In diesem Jahr führten die Mitarbeiter des Veterinäramtes in Traunstein rund 250 Beratungsgespräche und versandten über 6600 Infobriefe an die Bauern. Verteilt auf rund 100.000 Rinder, Schafe und Ziegen wurden im vergangenen Jahr im Landkreis Traunstein zirka 193.000 Blauzungenimpfungen vorgenommen. In 1180 Betrieben erhielten über 94.000 Rinder einen Schutz vor der Viruskrankheit. In 130 Betrieben wurden rund 6500 Rinder nicht vollständig geimpft. Die Zahl der Schafe und Ziegen, die einen Schutz bekamen, lag bei über 5200, etwa 259 Artgenossen wurden nicht vollständig geimpft.

"Ein Schlag ins Gesicht"

Markus Fröschl (CSU) bezeichnete es als unverantwortlich, der Impfpflicht nicht Folge zu leisten. "Es ist ein Schlag ins Gesicht, wenn ein kleiner Teil hergeht und sich dem widersetzt", sagte er. Dieser Meinung schloss sich auch sein Fraktionskollege, Landtagsabgeordneter Klaus Steiner, an. "Es gibt keine andere Möglichkeit, diese Tierseuche einzudämmen."
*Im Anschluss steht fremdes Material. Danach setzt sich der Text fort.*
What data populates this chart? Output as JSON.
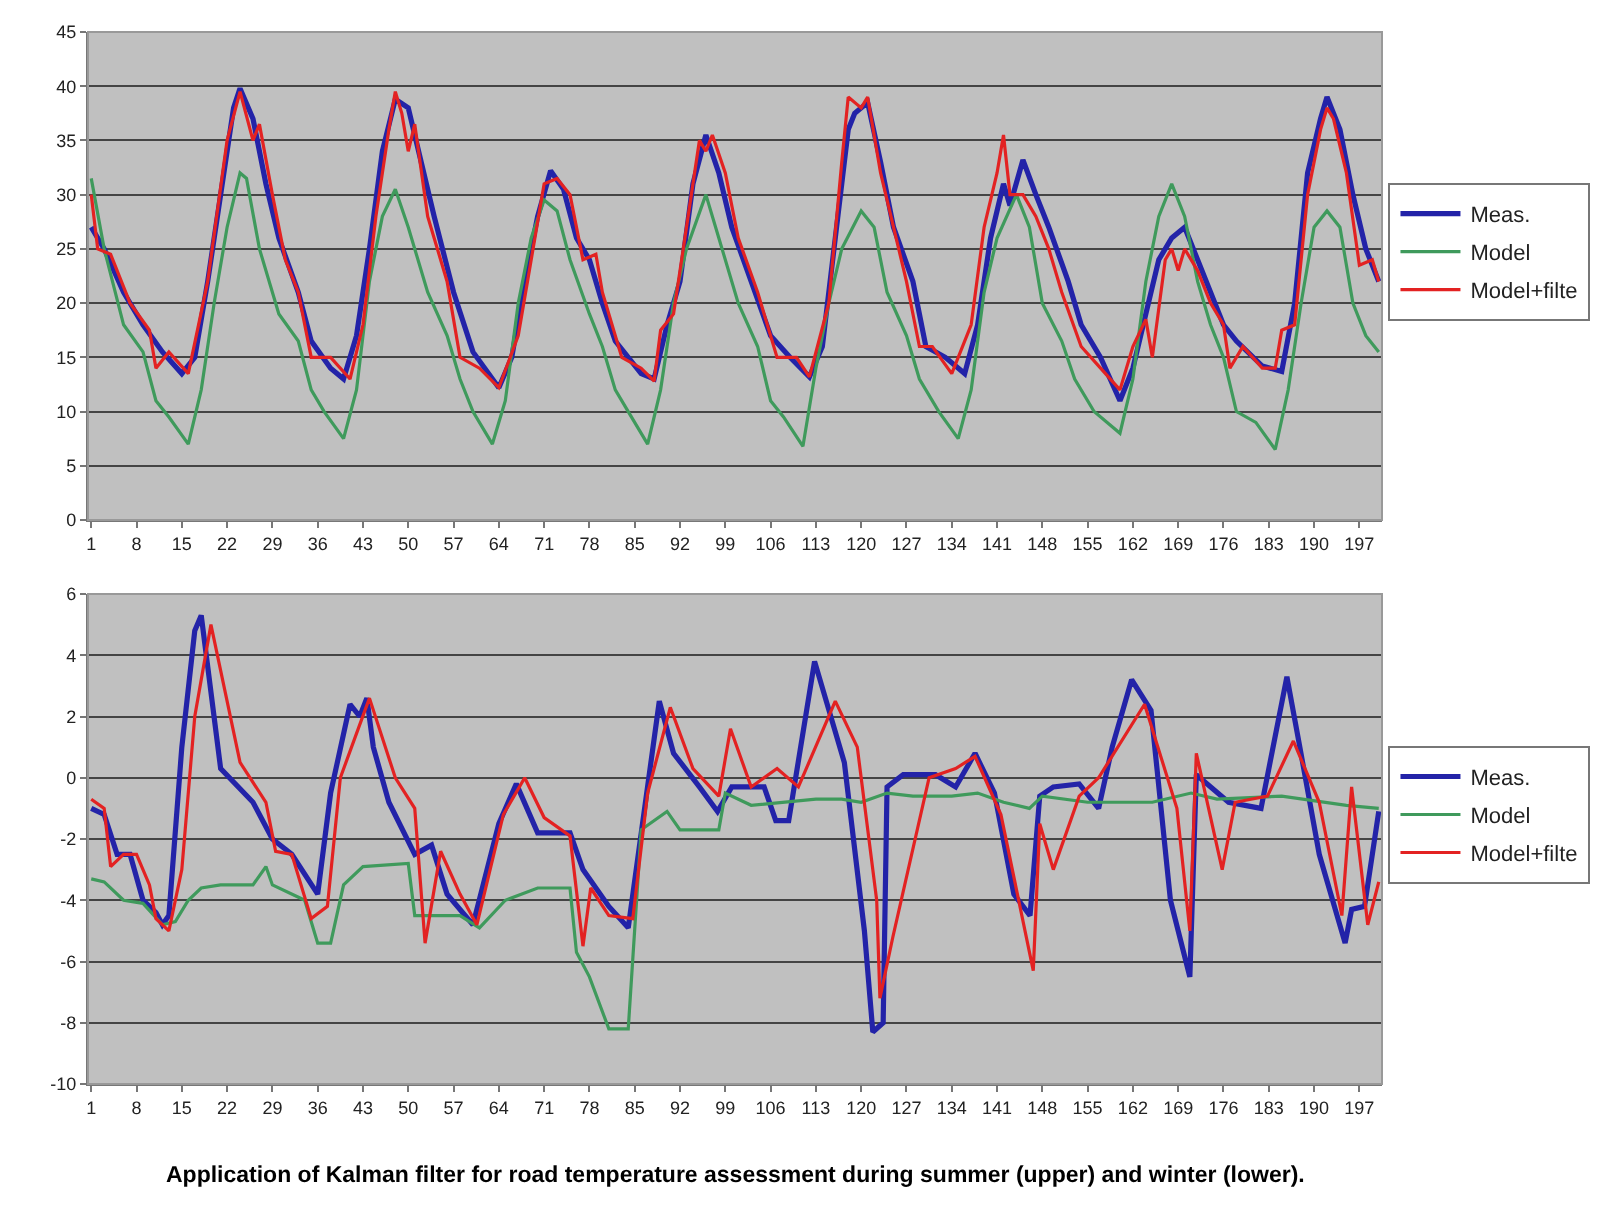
{
  "chart_data": [
    {
      "type": "line",
      "xlim": [
        0.5,
        200.5
      ],
      "xticks": [
        1,
        8,
        15,
        22,
        29,
        36,
        43,
        50,
        57,
        64,
        71,
        78,
        85,
        92,
        99,
        106,
        113,
        120,
        127,
        134,
        141,
        148,
        155,
        162,
        169,
        176,
        183,
        190,
        197
      ],
      "ylim": [
        0,
        45
      ],
      "yticks": [
        0,
        5,
        10,
        15,
        20,
        25,
        30,
        35,
        40,
        45
      ],
      "grid": "y",
      "legend": "right",
      "series": [
        {
          "name": "Meas.",
          "color": "#2323a8",
          "x": [
            1,
            3,
            6,
            9,
            12,
            15,
            17,
            19,
            21,
            23,
            24,
            26,
            28,
            30,
            33,
            35,
            38,
            40,
            42,
            44,
            46,
            48,
            50,
            52,
            54,
            57,
            60,
            64,
            66,
            68,
            70,
            72,
            74,
            76,
            78,
            80,
            82,
            86,
            88,
            90,
            92,
            94,
            96,
            98,
            100,
            103,
            106,
            109,
            112,
            114,
            116,
            118,
            119,
            121,
            123,
            125,
            128,
            130,
            133,
            136,
            138,
            140,
            142,
            143,
            145,
            147,
            149,
            152,
            154,
            157,
            160,
            162,
            164,
            166,
            168,
            170,
            172,
            174,
            176,
            178,
            182,
            185,
            187,
            189,
            191,
            192,
            194,
            196,
            198,
            200
          ],
          "values": [
            27,
            25,
            21,
            18,
            15.5,
            13.5,
            15,
            22,
            30,
            38,
            39.8,
            37,
            31,
            26,
            21,
            16.5,
            14,
            13,
            17,
            25,
            34,
            38.8,
            38,
            33,
            28,
            21,
            15.5,
            12.2,
            15,
            22,
            28,
            32.2,
            30.5,
            26,
            24,
            20,
            16.5,
            13.5,
            13,
            18,
            22,
            31,
            35.5,
            32,
            27,
            22,
            17,
            15,
            13.2,
            16,
            26,
            36,
            37.5,
            38.5,
            33,
            27,
            22,
            16,
            15,
            13.5,
            18,
            26,
            31,
            29,
            33.2,
            30,
            27,
            22,
            18,
            15,
            11,
            14,
            19,
            24,
            26,
            27,
            24,
            21,
            18,
            16.5,
            14.2,
            13.7,
            20,
            32,
            37,
            39,
            36,
            30,
            25,
            22
          ]
        },
        {
          "name": "Model",
          "color": "#3f9a5c",
          "x": [
            1,
            3,
            6,
            9,
            11,
            13,
            16,
            18,
            20,
            22,
            24,
            25,
            27,
            30,
            33,
            35,
            37,
            40,
            42,
            44,
            46,
            48,
            50,
            53,
            56,
            58,
            60,
            63,
            65,
            67,
            69,
            71,
            73,
            75,
            78,
            80,
            82,
            84,
            87,
            89,
            91,
            93,
            96,
            98,
            101,
            104,
            106,
            108,
            111,
            113,
            115,
            117,
            120,
            122,
            124,
            127,
            129,
            132,
            135,
            137,
            139,
            141,
            144,
            146,
            148,
            151,
            153,
            156,
            160,
            162,
            164,
            166,
            168,
            170,
            172,
            174,
            176,
            178,
            181,
            184,
            186,
            188,
            190,
            192,
            194,
            196,
            198,
            200
          ],
          "values": [
            31.5,
            25,
            18,
            15.5,
            11,
            9.5,
            7,
            12,
            20,
            27,
            32,
            31.5,
            25,
            19,
            16.5,
            12,
            10,
            7.5,
            12,
            22,
            28,
            30.5,
            27,
            21,
            17,
            13,
            10,
            7,
            11,
            20,
            26,
            29.5,
            28.5,
            24,
            19,
            16,
            12,
            10,
            7,
            12,
            20,
            25,
            30,
            26,
            20,
            16,
            11,
            9.5,
            6.8,
            14,
            20,
            25,
            28.5,
            27,
            21,
            17,
            13,
            10,
            7.5,
            12,
            21,
            26,
            30,
            27,
            20,
            16.5,
            13,
            10,
            8,
            13,
            22,
            28,
            31,
            28,
            22,
            18,
            15,
            10,
            9,
            6.5,
            12,
            20,
            27,
            28.5,
            27,
            20,
            17,
            15.5
          ]
        },
        {
          "name": "Model+filte",
          "color": "#e32222",
          "x": [
            1,
            2,
            4,
            7,
            10,
            11,
            13,
            16,
            19,
            22,
            24,
            26,
            27,
            29,
            31,
            33,
            35,
            38,
            41,
            43,
            45,
            47,
            48,
            49,
            50,
            51,
            53,
            56,
            58,
            61,
            64,
            67,
            69,
            71,
            73,
            75,
            77,
            79,
            80,
            83,
            86,
            88,
            89,
            91,
            93,
            95,
            96,
            97,
            99,
            101,
            104,
            107,
            110,
            112,
            115,
            117,
            118,
            120,
            121,
            123,
            125,
            127,
            129,
            131,
            134,
            137,
            139,
            141,
            142,
            143,
            145,
            147,
            149,
            151,
            154,
            157,
            160,
            162,
            164,
            165,
            167,
            168,
            169,
            170,
            172,
            174,
            176,
            177,
            179,
            182,
            184,
            185,
            187,
            189,
            191,
            192,
            193,
            195,
            197,
            199,
            200
          ],
          "values": [
            30,
            25,
            24.5,
            20,
            17.5,
            14,
            15.5,
            13.5,
            22,
            35,
            39.5,
            35,
            36.5,
            30,
            24,
            21,
            15,
            15,
            13,
            18,
            28,
            36,
            39.5,
            37.5,
            34,
            36.5,
            28,
            22,
            15,
            14,
            12.2,
            17,
            24,
            31,
            31.5,
            30,
            24,
            24.5,
            21,
            15,
            14,
            12.8,
            17.5,
            19,
            27,
            35,
            34,
            35.5,
            32,
            26,
            21,
            15,
            15,
            13.2,
            20,
            33,
            39,
            38,
            39,
            32,
            27,
            22,
            16,
            16,
            13.5,
            18,
            27,
            32,
            35.5,
            30,
            30,
            28,
            25,
            21,
            16,
            14,
            12,
            16,
            18.5,
            15,
            24,
            25,
            23,
            25,
            23,
            20,
            18,
            14,
            16,
            14,
            14,
            17.5,
            18,
            30,
            36,
            38,
            37,
            32,
            23.5,
            24,
            22
          ]
        }
      ]
    },
    {
      "type": "line",
      "xlim": [
        0.5,
        200.5
      ],
      "xticks": [
        1,
        8,
        15,
        22,
        29,
        36,
        43,
        50,
        57,
        64,
        71,
        78,
        85,
        92,
        99,
        106,
        113,
        120,
        127,
        134,
        141,
        148,
        155,
        162,
        169,
        176,
        183,
        190,
        197
      ],
      "ylim": [
        -10,
        6
      ],
      "yticks": [
        -10,
        -8,
        -6,
        -4,
        -2,
        0,
        2,
        4,
        6
      ],
      "grid": "y",
      "legend": "right",
      "annotations": [
        "Application of Kalman filter for road temperature assessment during summer (upper) and winter (lower)."
      ],
      "series": [
        {
          "name": "Meas.",
          "color": "#2323a8",
          "x": [
            1,
            3,
            5,
            7,
            9,
            11,
            12,
            13,
            15,
            17,
            18,
            21,
            26,
            29,
            32,
            36,
            38,
            41,
            42.5,
            43.6,
            44.6,
            47,
            51,
            53.6,
            56,
            60,
            64,
            66.7,
            70,
            75,
            77,
            81,
            84,
            88.8,
            91,
            95,
            97.8,
            100,
            105,
            106.8,
            108.8,
            112.8,
            117.4,
            120.5,
            121.8,
            123.4,
            124,
            126.5,
            131.5,
            134.6,
            137.6,
            140.6,
            143.6,
            146.1,
            147.6,
            149.7,
            153.7,
            156.7,
            158.8,
            161.8,
            164.8,
            167.8,
            170.8,
            171.8,
            176.8,
            181.8,
            185.8,
            187.8,
            190.8,
            194.8,
            195.8,
            197.8,
            200
          ],
          "values": [
            -1,
            -1.2,
            -2.5,
            -2.5,
            -4,
            -4.4,
            -4.8,
            -4.5,
            1,
            4.8,
            5.3,
            0.3,
            -0.8,
            -2,
            -2.5,
            -3.8,
            -0.5,
            2.4,
            2,
            2.6,
            1,
            -0.8,
            -2.5,
            -2.2,
            -3.8,
            -4.8,
            -1.5,
            -0.2,
            -1.8,
            -1.8,
            -3,
            -4.2,
            -4.9,
            2.5,
            0.8,
            -0.3,
            -1.1,
            -0.3,
            -0.3,
            -1.4,
            -1.4,
            3.8,
            0.5,
            -5,
            -8.3,
            -8,
            -0.3,
            0.1,
            0.1,
            -0.3,
            0.8,
            -0.5,
            -3.8,
            -4.5,
            -0.6,
            -0.3,
            -0.2,
            -1,
            1,
            3.2,
            2.2,
            -4,
            -6.5,
            0.1,
            -0.8,
            -1,
            3.3,
            1,
            -2.5,
            -5.4,
            -4.3,
            -4.2,
            -1.1
          ]
        },
        {
          "name": "Model",
          "color": "#3f9a5c",
          "x": [
            1,
            3,
            6,
            9,
            12,
            14,
            16,
            18,
            21,
            26,
            28,
            29,
            34,
            36,
            38,
            40,
            43,
            50,
            51,
            58,
            61,
            65,
            70,
            75,
            76,
            78,
            81,
            84,
            86,
            90,
            92,
            98,
            99,
            103,
            113,
            117,
            120,
            124,
            128,
            134,
            138,
            142,
            146,
            148,
            155,
            165,
            171,
            175,
            185,
            195,
            200
          ],
          "values": [
            -3.3,
            -3.4,
            -4,
            -4.1,
            -4.8,
            -4.7,
            -4,
            -3.6,
            -3.5,
            -3.5,
            -2.9,
            -3.5,
            -4,
            -5.4,
            -5.4,
            -3.5,
            -2.9,
            -2.8,
            -4.5,
            -4.5,
            -4.9,
            -4,
            -3.6,
            -3.6,
            -5.7,
            -6.5,
            -8.2,
            -8.2,
            -1.7,
            -1.1,
            -1.7,
            -1.7,
            -0.5,
            -0.9,
            -0.7,
            -0.7,
            -0.8,
            -0.5,
            -0.6,
            -0.6,
            -0.5,
            -0.8,
            -1,
            -0.6,
            -0.8,
            -0.8,
            -0.5,
            -0.7,
            -0.6,
            -0.9,
            -1
          ]
        },
        {
          "name": "Model+filte",
          "color": "#e32222",
          "x": [
            1,
            3,
            4,
            6,
            8,
            10,
            11,
            13,
            15,
            17,
            19.5,
            24,
            28,
            29.5,
            32,
            35,
            37.5,
            39.5,
            44,
            48,
            51,
            52.6,
            55,
            58,
            60.6,
            64.7,
            68,
            71,
            75,
            77,
            78.2,
            81,
            84.7,
            87,
            90.5,
            94,
            98,
            99.8,
            103,
            107,
            110.3,
            116,
            119.4,
            122.4,
            122.9,
            124.9,
            130.5,
            134.6,
            137.6,
            141.6,
            146.6,
            147.6,
            149.7,
            153.7,
            156.7,
            163.8,
            168.8,
            170.8,
            171.8,
            175.8,
            177.8,
            182.8,
            186.8,
            190.8,
            194.3,
            195.8,
            198.3,
            200
          ],
          "values": [
            -0.7,
            -1,
            -2.9,
            -2.5,
            -2.5,
            -3.5,
            -4.6,
            -5,
            -3,
            2,
            5,
            0.5,
            -0.8,
            -2.4,
            -2.5,
            -4.6,
            -4.2,
            0,
            2.6,
            0,
            -1,
            -5.4,
            -2.4,
            -3.8,
            -4.8,
            -1.2,
            0,
            -1.3,
            -1.9,
            -5.5,
            -3.6,
            -4.5,
            -4.6,
            -0.5,
            2.3,
            0.3,
            -0.6,
            1.6,
            -0.3,
            0.3,
            -0.3,
            2.5,
            1,
            -4,
            -7.2,
            -5.2,
            0,
            0.3,
            0.7,
            -1.2,
            -6.3,
            -1.5,
            -3,
            -0.6,
            0,
            2.4,
            -1,
            -5,
            0.8,
            -3,
            -0.8,
            -0.6,
            1.2,
            -0.8,
            -4.5,
            -0.3,
            -4.8,
            -3.4
          ]
        }
      ]
    }
  ]
}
Wie Lenze weiter mitteilte, ist die Impfkampagne in diesem Jahr seit dem 19. Juni abgeschlossen. Sollten sich Landwirte weiterhin der Impfplicht entziehen und es lieber auf einen Bußgeldbescheid ankommen lassen, sei 2010 mit ganz massiven Schäden zu rechnen.

Die Blauzungenkrankheit ist eine durch Viren ausgelöste Infektionskrankheit von Wiederkäuern wie Schafen, Rindern und Ziegen. Ihren Namen hat sie von der Blaufärbung der Zunge, einem Hauptsymptom bei Ausbruch der Krankheit. Für den Menschen ist die Krankheit ungefährlich. Nachgewiesen sei, so Lenze, dass der Impfstoff nachweislich keine Rückstände in den Lebensmitteln erzeuge.

In Deutschland waren im Zeitraum von Mai bis Mitte November 2008 über 2400 Betriebe von der Blauzungenkrankheit betroffen. Im gleichen Zeitraum ein Jahr zuvor waren noch über 18.000 Betriebe aufgelistet gewesen.

Die von der Seuche befallenen Rinder erleiden einen schmerzhaften Tod: Die Extremitäten fangen zu lahmen an, das Maul entzündet sich, aus der Nase läuft eitriger Ausfluss. Durch die Impfung, die vom Veterinäramt überwacht werden muss, erzielt man laut Dr. Lenze einen Schutz vor klinischen Erkrankungen. Man verhindere das Einschleppen der Erreger in der Region beziehungsweise lösche den Erreger aus.